Clyde H. MacIver BA’59, JD’61 was the first Harley Davidson rider to complete the Iron Butt Endurance Run, a 10-day, 12,500-mile posterior-busting circumnavigation of the United States. The bike he chose, a 1983 Harley Davidson FXRS, is a “raw-boned motorcycle” with no luxuries or comforts. During the competition, MacIver fought through muscle aches, fatigue and extreme weather changes to log 1,000 miles a day for roughly 22 hours each day.
The race is not for the weak of heart. Participants are told nothing in advance about the route. Instead, riders are given an envelope containing only the name of the next destination and the time they need to be there. MacIver’s journey took him from Reno, Nev., to Jacksonville, Fla., and back. It is that kind of grit and stamina that makes MacIver a legend among motorcyclists and a top attorney in one of major league baseball’s most recognized sports franchises.
These days MacIver, executive vice president and general counsel for the Seattle Mariners, has little time to channel his inner road warrior. As the Mariners’ top attorney, he oversees the franchise’s legal department, as well as its government, public and community relations. The job is huge and pressure filled. The Mariners bring more than
3.5 million people to downtown Seattle each year. The organization’s impact on the local economy also brings much public scrutiny.
“We operate in a fish bowl,” MacIver noted. “Everyone thinks he knows how to run a sports team. You read about yourself everyday in the papers, so you have to be very measured and thoughtful about what you say publicly.”
MacIver, who worked in private practice for nearly 40 years before joining the Mariners, relishes his role. A typical workday might find him dealing with irate ticket scalpers, entertaining a major political figure, or even puzzling out the legal and logistical issues of hosting 60,000 screaming Wrestlemania fans.
Sometimes, however, MacIver just needs to get away from it all. In these moments, he trades in his suit and tie for jeans and a worn-out leather jacket and heads for the open road. It is the same need to feel the wind in his face that he has had since a high school student in Yakima, Wash., when he drove a souped-up ’37 Chevy and organized drag races for his friends. It is also the same impulse that drove him, at age 16, to get up at 4 a.m. and sweep grocery store lots to earn money for flying lessons. He became a licensed pilot at 18.
MacIver credits his parents’ patience and understanding with enabling him to find his own path. They not only tolerated his fast cars and flying lessons, they encouraged him to explore career options that would make him happy.
His father, Ian MacIver JD’30, a district court judge in Washington state, never expected MacIver to study or practice law. In fact, the elder MacIver tried to discourage his son from becoming a lawyer. “He thought law was a very tough way to earn a living, and it is,” MacIver noted.
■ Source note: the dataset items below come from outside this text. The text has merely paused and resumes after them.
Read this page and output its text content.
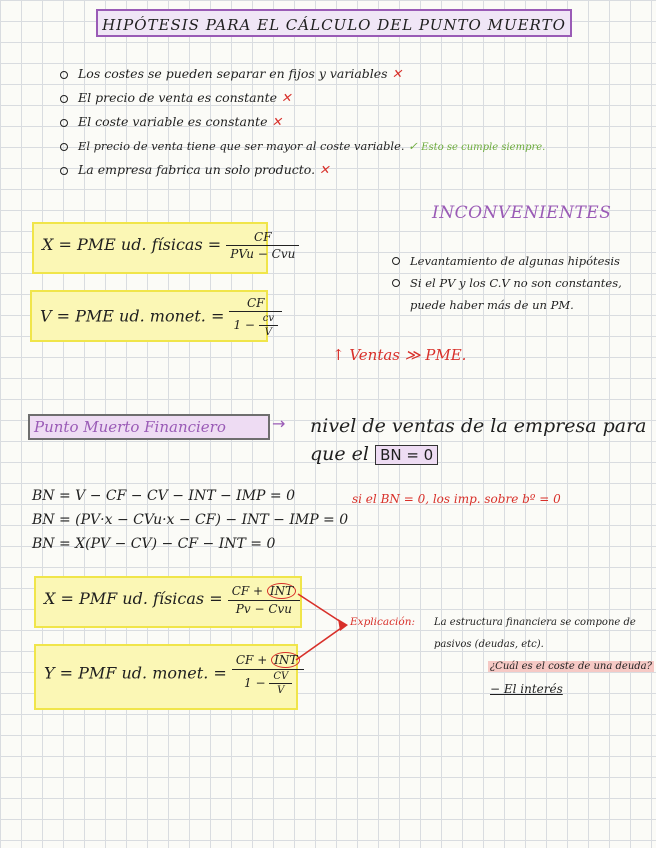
HIPÓTESIS PARA EL CÁLCULO DEL PUNTO MUERTO
Los costes se pueden separar en fijos y variables ✕
El precio de venta es constante ✕
El coste variable es constante ✕
El precio de venta tiene que ser mayor al coste variable. ✓ Esto se cumple siempre.
La empresa fabrica un solo producto. ✕
X = PME ud. físicas = $\frac{CF}{\text{PVu − Cvu}}$
V = PME ud. monet. = $\frac{CF}{1 - \frac{cv}{V}}$
INCONVENIENTES
Levantamiento de algunas hipótesis
Si el PV y los C.V no son constantes, puede haber más de un PM.
↑ Ventas ≫ PME.
Punto Muerto Financiero	→ nivel de ventas de la empresa para que el BN = 0
BN = V − CF − CV − INT − IMP = 0
BN = (PV·x − CVu·x − CF) − INT − IMP = 0
BN = X(PV − CV) − CF − INT = 0
si el BN = 0, los imp. sobre bº = 0
X = PMF ud. físicas = $\frac{\text{CF + INT}}{\text{Pv − Cvu}}$
Y = PMF ud. monet. = $\frac{\text{CF + INT}}{1 - \frac{CV}{V}}$
Explicación: La estructura financiera se compone de pasivos (deudas, etc).
¿Cuál es el coste de una deuda?
− El interés
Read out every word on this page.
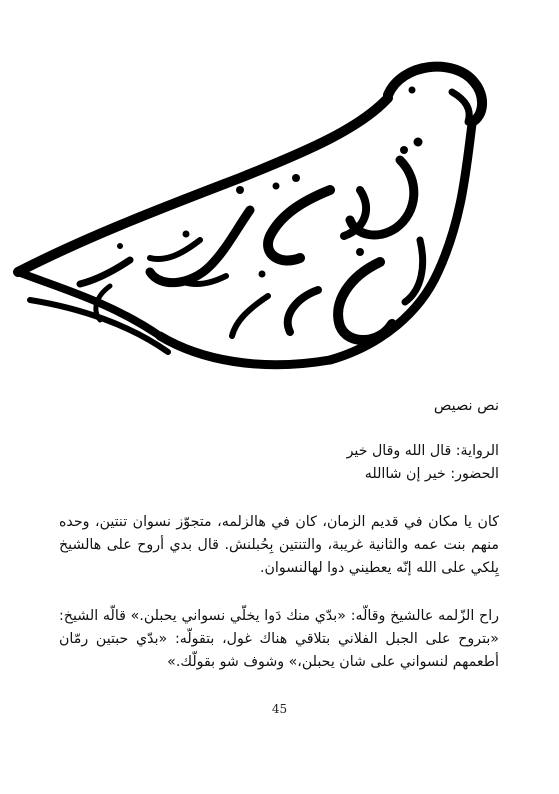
نص نصيص

الرواية: قال الله وقال خير

الحضور: خير إن شاالله

كان يا مكان في قديم الزمان، كان في هالزلمه، متجوّز نسوان تنتين، وحده منهم بنت عمه والثانية غريبة، والتنتين بِحُبلنش. قال بدي أروح على هالشيخ يِلكي على الله إنّه يعطيني دوا لهالنسوان.

راح الزّلمه عالشيخ وقالّه: «بدّي منك دَوا يخلّي نسواني يحبلن.» قالّه الشيخ: «بتروح على الجبل الفلاني بتلاقي هناك غول، بتقولّه: «بدّي حبتين رمّان أطعمهم لنسواني على شان يحبلن،» وشوف شو بقولّك.»

45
Despite his father’s protests, MacIver developed a genuine interest in law as an undergraduate at Willamette. He decided to attend Willamette’s College of Law because of the caliber of the school’s faculty. “You can learn the law anywhere, but the professors at Willamette are exceedingly high quality people,” he said. “You admire them not just as teachers of the law, but also as human beings.”
The knowledge and values imparted by Willamette’s professors profoundly influenced MacIver. After graduating, he quickly rose to managing partner for a Seattle law firm that would eventually bear his name, Sax and MacIver, and earned a reputation as one of the Northwest’s premiere experts in regulatory administrative law and commercial litigation. In the 1970s, he served as special assistant attorney general for the state of Washington, defending the state’s citizens in disputes over rate hikes by telecommunication companies. From 1985 to 2000, he helped grow the Seattle office of the Portland law firm of Miller Nash from one attorney to more than 40.
In 2000, he joined the Mariners and has been in the spotlight ever since. When the public and corporate pressures heat up, MacIver hops on his Harley to gain some much-needed perspective and solitude. He often rides alone, sometimes motoring down to Nevada or southern California. According to MacIver, riding his motorcycle lets him see the world from a different perspective and meet different kinds of people — the perfect antidote to his fishbowl existence in Seattle. “I like to get away from the suits of the world,” he joked.
Back at his home in Seattle, MacIver’s Harley is dirty and smudged with dead bugs, evidence of a recent trip to central Oregon. “I haven’t had the time to clean it since I got back,” he said, looking apologetic.
The apology is unnecessary. MacIver’s bike is maintained with the kind of careful attention exhibited only by a true motorcyclist. If MacIver had the time, the bike would be spotless. Actually, if he had the time, he would ride his bike 1,000 miles a day. However, today there are contracts to oversee, regulations to check, city officials to meet, a Congressman to escort and Wrestlemania fans to contend with….
Clyde H. MacIver BA’59, JD’61
“The professors at Willamette are exceedingly high quality people. You admire them not just as teachers of the law, but also as human beings.”